By Edited Nov 13, 2013 0 0

Jackies tree
The time is quickly approaching when we will be preparing for Christmas. If you have small children, then you know the tree is the prop that builds the suspense until that day finally arrives. Not only does it spark the anticipation of the arrival of Christmas morning, but it has its own special way of bringing the family closer. At my house, the family gathers together the day after Thanksgiving to put up the tree. Each family member gets to place an ornament where ever they desire. It feels the air with an euphoric atmosphere that is indescribable and unforgettable.

For this day you will want to find the healthiest tree possible. If you go to a tree farm there are plenty of clues to look for when selecting that perfect tree. Fresh cut trees last longer than pre-cut trees. They are also less likely to be a fire hazard. If you have a fireplace, then a fresh cut tree is a major plus. If your only option is a pre-cut, then inspect it carefully. To determine how fresh the tree is grasp some of the needles between your thumb and index finger and give them a tug. If they break off easily or do not spring back the tree is probably to dry. Another trick to test for freshness is to take the tree and tap it's base against the ground. If other than brown needles fall off, don't get the tree. You can also bend the branches and they should be pliable without snapping. Make sure the branches are full on all sides, and if so, you have found your perfect tree.

Be careful when transporting the tree. You can read more about that here. Once you get it home, you will need to cut about a couple of inches of the base back. If the tree has been cut for more that a few hours the base can seal. If you cut back the base, you will ensure an absorbent surface for up taking water for your tree. Once you have it up and in the stand, water is vital. Trees can drink a gallon of water a day. Not providing adequate water will cause it to dry out very quickly and become a fire hazard. It is imperative that you do not forget this crucial task.

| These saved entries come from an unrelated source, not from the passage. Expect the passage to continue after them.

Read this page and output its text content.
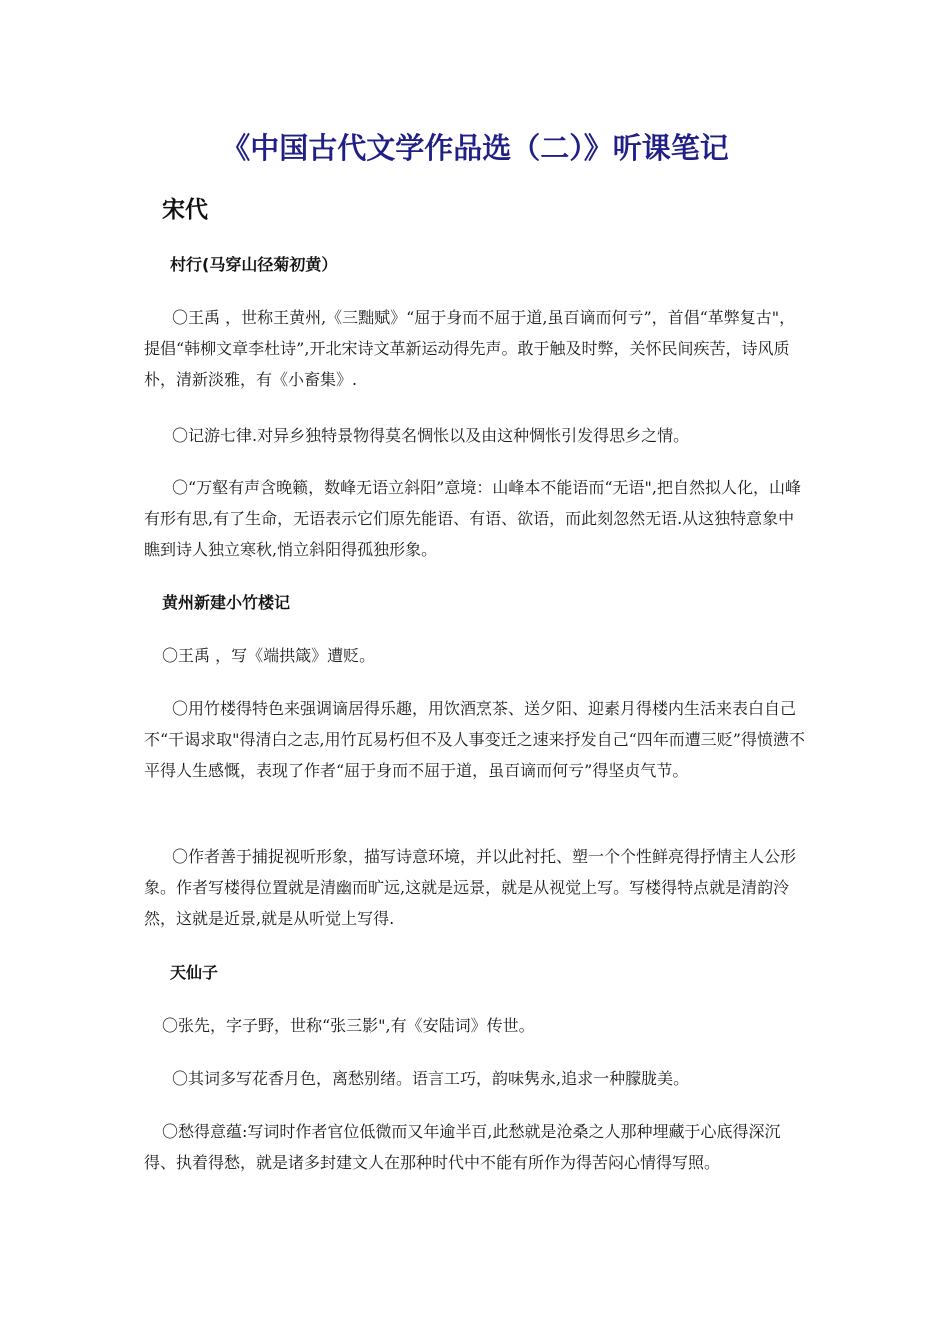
《中国古代文学作品选（二）》听课笔记
宋代
村行(马穿山径菊初黄）

〇王禹 ，世称王黄州,《三黜赋》“屈于身而不屈于道,虽百谪而何亏”，首倡“革弊复古"，提倡“韩柳文章李杜诗”,开北宋诗文革新运动得先声。敢于触及时弊，关怀民间疾苦，诗风质朴，清新淡雅，有《小畜集》.

〇记游七律.对异乡独特景物得莫名惆怅以及由这种惆怅引发得思乡之情。

〇“万壑有声含晚籁，数峰无语立斜阳”意境：山峰本不能语而“无语",把自然拟人化，山峰有形有思,有了生命，无语表示它们原先能语、有语、欲语，而此刻忽然无语.从这独特意象中瞧到诗人独立寒秋,悄立斜阳得孤独形象。

黄州新建小竹楼记

〇王禹 ，写《端拱箴》遭贬。

〇用竹楼得特色来强调谪居得乐趣，用饮酒烹茶、送夕阳、迎素月得楼内生活来表白自己不“干谒求取"得清白之志,用竹瓦易朽但不及人事变迁之速来抒发自己“四年而遭三贬”得愤懑不平得人生感慨，表现了作者“屈于身而不屈于道，虽百谪而何亏”得坚贞气节。

〇作者善于捕捉视听形象，描写诗意环境，并以此衬托、塑一个个性鲜亮得抒情主人公形象。作者写楼得位置就是清幽而旷远,这就是远景，就是从视觉上写。写楼得特点就是清韵泠然，这就是近景,就是从听觉上写得.

天仙子

〇张先，字子野，世称“张三影",有《安陆词》传世。

〇其词多写花香月色，离愁别绪。语言工巧，韵味隽永,追求一种朦胧美。

〇愁得意蕴:写词时作者官位低微而又年逾半百,此愁就是沧桑之人那种埋藏于心底得深沉得、执着得愁，就是诸多封建文人在那种时代中不能有所作为得苦闷心情得写照。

Where you place your tree in your home is also important to its vitality and your safety. I have always had a fireplace in my home and the urge to place the tree near it is overwhelming. However, this should be avoided. A fireplace can dry out a Christmas tree very quickly. So can drafts. Evergreens have a high resin content which makes them very flammable, so discourage the desire to place them near this environment.

If you decide to buy a living tree for replanting, then you should wait about a week before Christmas. Do not leave them indoors for more than 10 days. Leave them in their burlap ball and place them in a container. You should also fill the contain with some sphagnum peat to ensure that the soil remains moist. After Christmas, you should promptly remove the lights and decorations and transplant the tree outside. Do not transplant it in area where the ground has frozen. Mulch and water and fertilize it, to have a green Christmas this year.